Go back to noticing your partner
According to research conducted by psychologist John Gottman, you should learn to notice your partner more especially during the first seven years of your marriage. Couples who stay happily married pick on their partners’ attempts at getting noticed at least 86 percent of the time. However, couples who get divorced pick these attempts by only 33 percent. This is echoed by psychologist Dr. Chris Hart. “Responding consistently to your partner’s quest for attention will lead to emotional intimacy, lots of romance, and good sex life. Non-response leads to divorce courts even in the absence of overt conflict,” says Dr. Hart.
Doing it like a business
According to Dr. Hart, your marriage will need the same type of practical skills you’d need to revitalise a business. Your love won’t fix everything. For example, it won’t build you a house or invest for the future. While you can share responsibilities, it may not be possible to split chores equally. “Even if you both work the same hours, one of you will end up managing the house.” Focus on what you’re better at. Additionally, according to Andrea Goeglein, a psychologist and the author of Don’t Die Waiting to be Brave, long-lasting marriages and businesses are built on the foundation of shared priorities and values. “Looking for long-lasting marriage or relationship is similar to being in the market to make an acquisition.

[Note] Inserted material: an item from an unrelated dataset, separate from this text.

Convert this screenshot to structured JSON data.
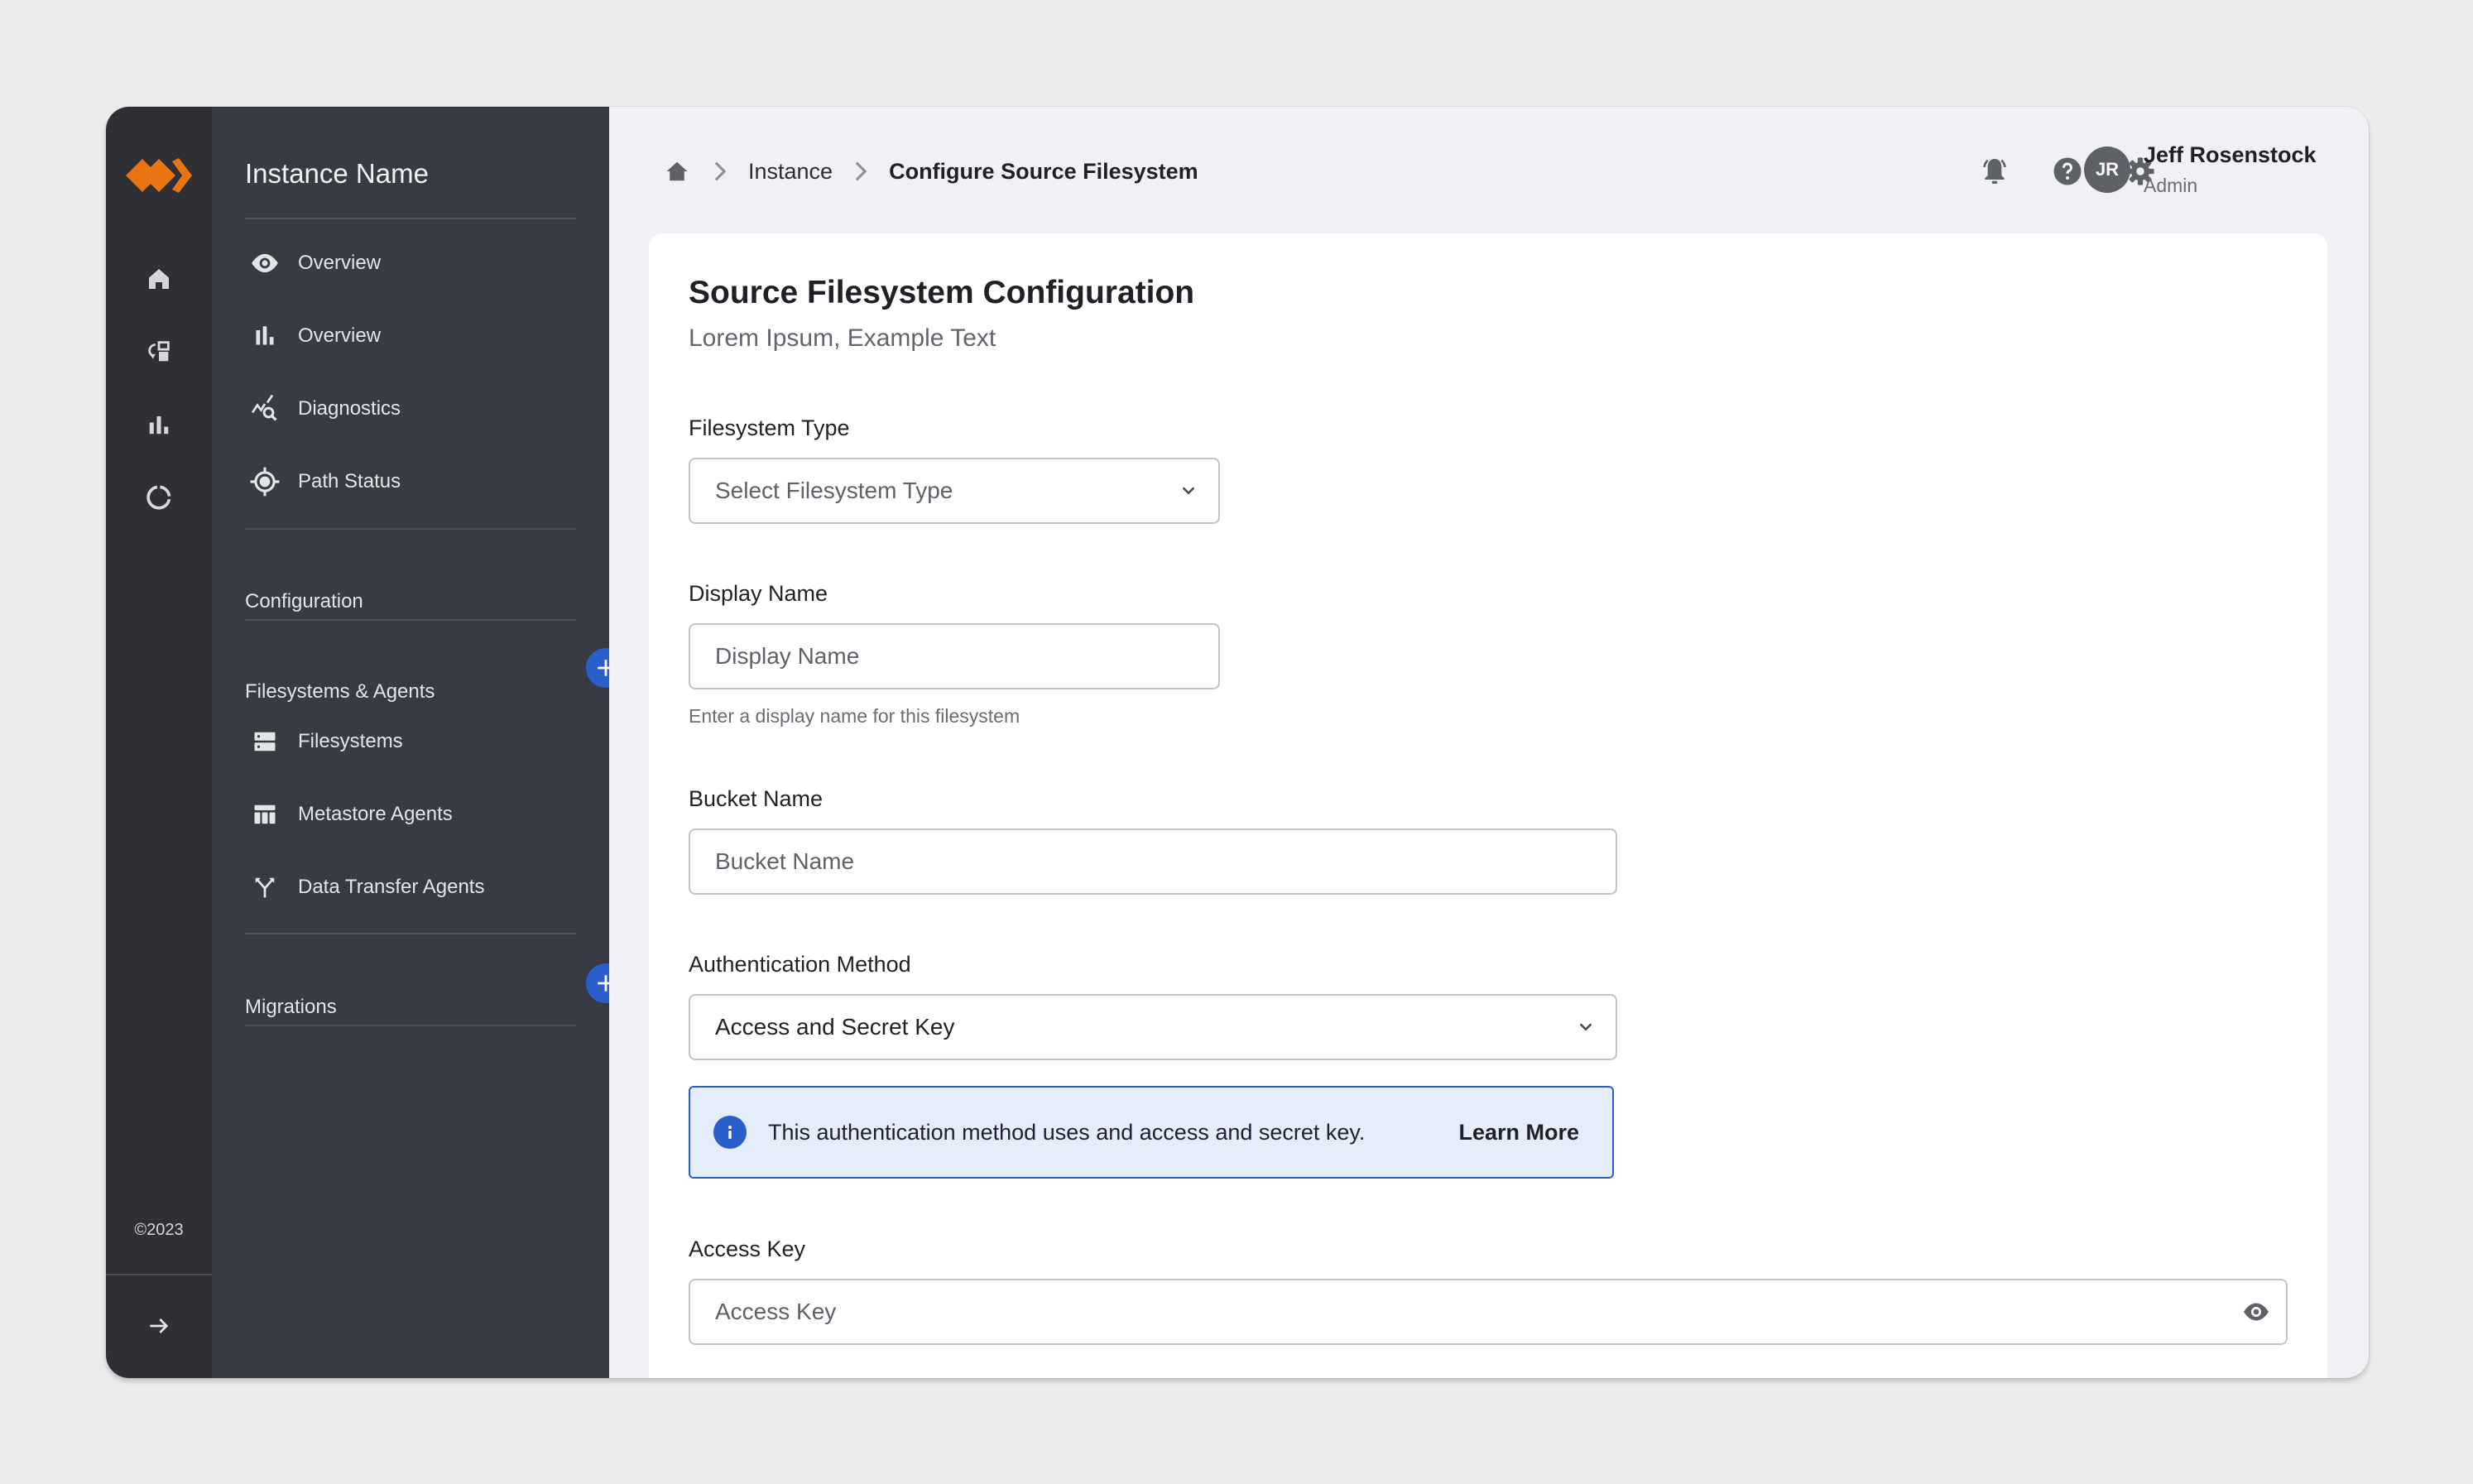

You will get pitches from many salesmen. Don’t always go for the most compelling salesperson, aim for the best service provider,” she says.
Choose to be nice
You will need to choose to be nice. According to Gottman, happier couples who are nice towards one another have a ratio of five positive interactions to every negative interaction. Your niceness doesn’t have to be made up of earth-shaking gestures. “A smile, a head nod, touching, doing small chores for one another, or even just grunting to show you’re listening are all positives,” he says. Dr. Hart adds that your nice attitude should not be thrown out of the window when you’re fighting or if you’re highly independent, reserved, competitive, or argumentative.
Sex and Intimacy
According to Dr. Hart, do not view sex as a bargaining chip in your relationship. Also, do not feel entitled to it. Figure out and do things that will result in you getting more mutual quality time. Ms. Mwangi adds that it is important to remember that when sex becomes an obligation or an entitlement, the risk of mutual satisfaction and arousal is low. “If you’re a man, understand how arousal works for women. Unlike men, women are not always ready to roll and climax. They need emotional and physical preparation, which isn’t always possible when sex is assumed to be a duty,” she says. Dr. Hart recommends that you start discussing your turn-ons more frequently. “Talk about what gets the two of you in the mood for sex,” he says. “Remember to always go to bed at the same time in order to strengthen your connection with your partner regardless of whether you will have sex or not.” Apparently, he says, separate bedtimes encourage harmful habits such as sexting outside marriage.